Our contribution: In this work we studied a special case of the poset metric space called the ordered Hamming space. We studied the combinatorial structure of the ordered Hamming space, in the context of Association Schemes, and established the properties of orthogonal polynomials, called the multivariate Krawtchouk polynomials, associated with this ordered Hamming scheme. This study enabled us to determine linear programming (LP) upper bounds on the size of codes (and corresponding lower bounds on ordered orthogonal arrays) in this space. Traditionally, the LP bound for codes in the Hamming space was obtained by determining the extremal roots of the univariate Krawtchouk polynomials. Owing to the difficulty in estimating the extremal roots of the multivariate Krawtchouk polynomials, we instead applied the Spectral Method, first introduced by Bachoc 2006 in the context of LP bounds on codes in the Grassmannian space. The results obtained give the best known asymptotic upper bounds on the size of codes in the ordered Hamming space.

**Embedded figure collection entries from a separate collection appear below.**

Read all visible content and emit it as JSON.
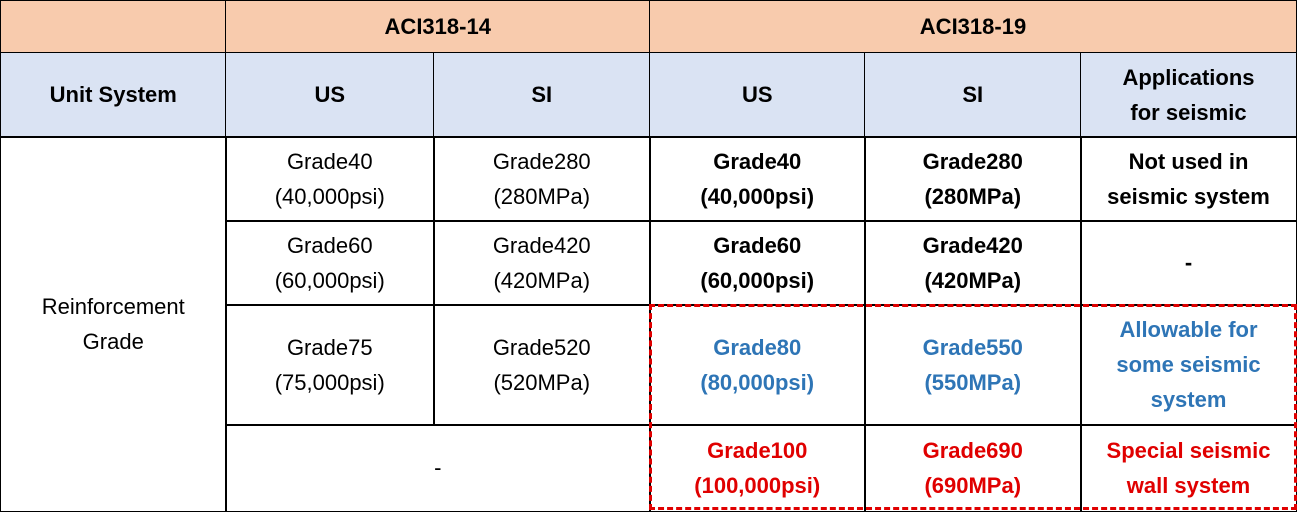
{
  "header": {
    "groups": [
      "ACI318-14",
      "ACI318-19"
    ],
    "columns": [
      [
        "Unit System"
      ],
      [
        "US"
      ],
      [
        "SI"
      ],
      [
        "US"
      ],
      [
        "SI"
      ],
      [
        "Applications",
        "for seismic"
      ]
    ]
  },
  "row_label": [
    "Reinforcement",
    "Grade"
  ],
  "rows": [
    {
      "cells": [
        [
          "Grade40",
          "(40,000psi)"
        ],
        [
          "Grade280",
          "(280MPa)"
        ],
        [
          "Grade40",
          "(40,000psi)"
        ],
        [
          "Grade280",
          "(280MPa)"
        ],
        [
          "Not used in",
          "seismic system"
        ]
      ]
    },
    {
      "cells": [
        [
          "Grade60",
          "(60,000psi)"
        ],
        [
          "Grade420",
          "(420MPa)"
        ],
        [
          "Grade60",
          "(60,000psi)"
        ],
        [
          "Grade420",
          "(420MPa)"
        ],
        [
          "-"
        ]
      ]
    },
    {
      "cells": [
        [
          "Grade75",
          "(75,000psi)"
        ],
        [
          "Grade520",
          "(520MPa)"
        ],
        [
          "Grade80",
          "(80,000psi)"
        ],
        [
          "Grade550",
          "(550MPa)"
        ],
        [
          "Allowable for",
          "some seismic",
          "system"
        ]
      ],
      "color": "#2e75b6"
    },
    {
      "cells": [
        [
          "-"
        ],
        [
          "Grade100",
          "(100,000psi)"
        ],
        [
          "Grade690",
          "(690MPa)"
        ],
        [
          "Special seismic",
          "wall system"
        ]
      ],
      "color": "#e00000"
    }
  ]
}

Our contribution: We extended a polynomial technique of Delsarte 1973 to provide bounds on a family of subsets of a set, with restricted pairwise intersections between the subsets. The polynomial method in Delsarte 1973 studies pairs of points in the Hamming space and uses the association scheme of the Hamming space to provide bounds on codes with restricted distances. We identified a subset of a set of n elements with the support of an n-dimensional vector in the binary Hamming space. We used a refinement of the association scheme called the Terwilliger algebra and studied the distances between triplets of points in the Hamming space to provide bounds on the family of subsets.

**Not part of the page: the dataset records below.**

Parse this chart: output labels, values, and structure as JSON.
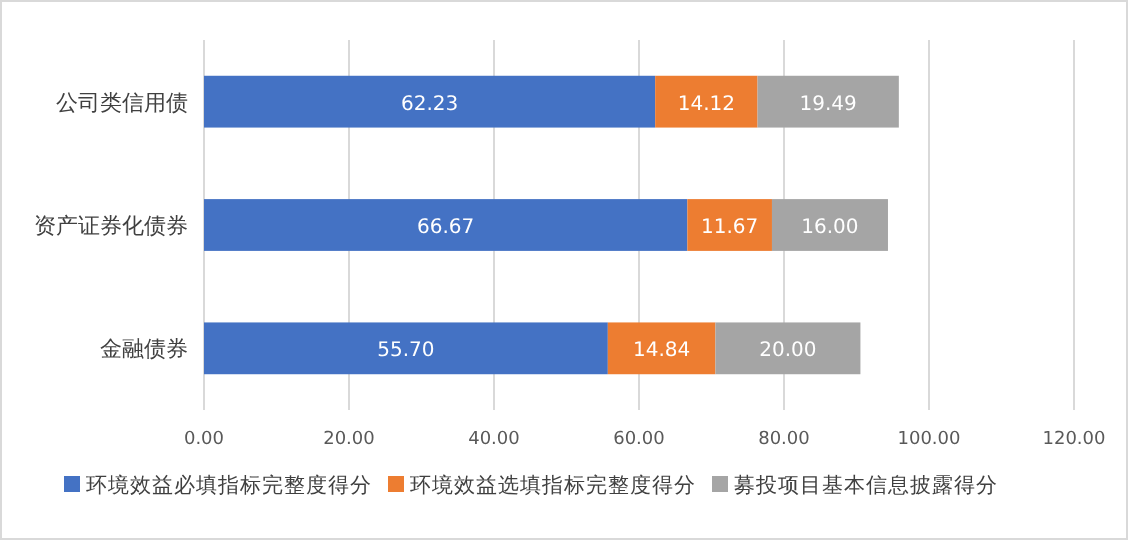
{
  "chart_data": {
    "type": "bar",
    "orientation": "horizontal",
    "stacked": true,
    "categories": [
      "公司类信用债",
      "资产证券化债券",
      "金融债券"
    ],
    "series": [
      {
        "name": "环境效益必填指标完整度得分",
        "color": "#4472c4",
        "values": [
          62.23,
          66.67,
          55.7
        ],
        "value_labels": [
          "62.23",
          "66.67",
          "55.70"
        ]
      },
      {
        "name": "环境效益选填指标完整度得分",
        "color": "#ed7d31",
        "values": [
          14.12,
          11.67,
          14.84
        ],
        "value_labels": [
          "14.12",
          "11.67",
          "14.84"
        ]
      },
      {
        "name": "募投项目基本信息披露得分",
        "color": "#a5a5a5",
        "values": [
          19.49,
          16.0,
          20.0
        ],
        "value_labels": [
          "19.49",
          "16.00",
          "20.00"
        ]
      }
    ],
    "xlim": [
      0,
      120
    ],
    "xticks": [
      {
        "value": 0,
        "label": "0.00"
      },
      {
        "value": 20,
        "label": "20.00"
      },
      {
        "value": 40,
        "label": "40.00"
      },
      {
        "value": 60,
        "label": "60.00"
      },
      {
        "value": 80,
        "label": "80.00"
      },
      {
        "value": 100,
        "label": "100.00"
      },
      {
        "value": 120,
        "label": "120.00"
      }
    ],
    "grid": "x",
    "legend": "bottom"
  }
}
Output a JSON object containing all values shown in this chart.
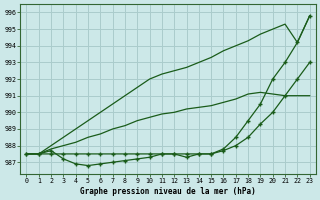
{
  "title": "Graphe pression niveau de la mer (hPa)",
  "background_color": "#cce8e8",
  "grid_color": "#aacccc",
  "line_color": "#1a5c1a",
  "x_labels": [
    "0",
    "1",
    "2",
    "3",
    "4",
    "5",
    "6",
    "7",
    "8",
    "9",
    "10",
    "11",
    "12",
    "13",
    "14",
    "15",
    "16",
    "17",
    "18",
    "19",
    "20",
    "21",
    "22",
    "23"
  ],
  "ylim": [
    986.3,
    996.5
  ],
  "yticks": [
    987,
    988,
    989,
    990,
    991,
    992,
    993,
    994,
    995,
    996
  ],
  "hours": [
    0,
    1,
    2,
    3,
    4,
    5,
    6,
    7,
    8,
    9,
    10,
    11,
    12,
    13,
    14,
    15,
    16,
    17,
    18,
    19,
    20,
    21,
    22,
    23
  ],
  "line_steep": [
    987.5,
    987.5,
    988.0,
    988.5,
    989.0,
    989.5,
    990.0,
    990.5,
    991.0,
    991.5,
    992.0,
    992.3,
    992.5,
    992.7,
    993.0,
    993.3,
    993.7,
    994.0,
    994.3,
    994.7,
    995.0,
    995.3,
    994.2,
    995.8
  ],
  "line_upper": [
    987.5,
    987.5,
    987.8,
    988.0,
    988.2,
    988.5,
    988.7,
    989.0,
    989.2,
    989.5,
    989.7,
    989.9,
    990.0,
    990.2,
    990.3,
    990.4,
    990.6,
    990.8,
    991.1,
    991.2,
    991.1,
    991.0,
    991.0,
    991.0
  ],
  "line_flat_markers": [
    987.5,
    987.5,
    987.5,
    987.5,
    987.5,
    987.5,
    987.5,
    987.5,
    987.5,
    987.5,
    987.5,
    987.5,
    987.5,
    987.5,
    987.5,
    987.5,
    987.7,
    988.0,
    988.5,
    989.3,
    990.0,
    991.0,
    992.0,
    993.0
  ],
  "line_dip_markers": [
    987.5,
    987.5,
    987.7,
    987.2,
    986.9,
    986.8,
    986.9,
    987.0,
    987.1,
    987.2,
    987.3,
    987.5,
    987.5,
    987.3,
    987.5,
    987.5,
    987.8,
    988.5,
    989.5,
    990.5,
    992.0,
    993.0,
    994.2,
    995.8
  ]
}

Our contribution: The Johnson bound for constant weight codes in the binary Hamming space is a well known upper bound. It is typically proved by averaging over all the distances in the constant weight code. We showed that this averaging technique can be adapted to provide sharper bounds on constant weight codes. In particular, we provided two new upper bounds which improve the existing Johnson bound for a varied range of parameters. The first bound is obtained by considering a weighted average of the distances in the constant weight code. The second bound is obtained by observing that the L2 norm (with uniform measure) of a sequence of numbers is at least as large as the L1 norm (with uniform measure) of the sequence. These new bounds are also valid in the region at or beyond the Johnson radius where the Johnson bound does not exist. The values of these new bounds are sometimes exact and meet the table of bounds for constant weight codes presented in Agrell, Vardy and Zeger 2000. The techniques we introduced are also adapted to improve non-asymptotic Johnson bounds on constant weight codes in the q-ary Hamming space.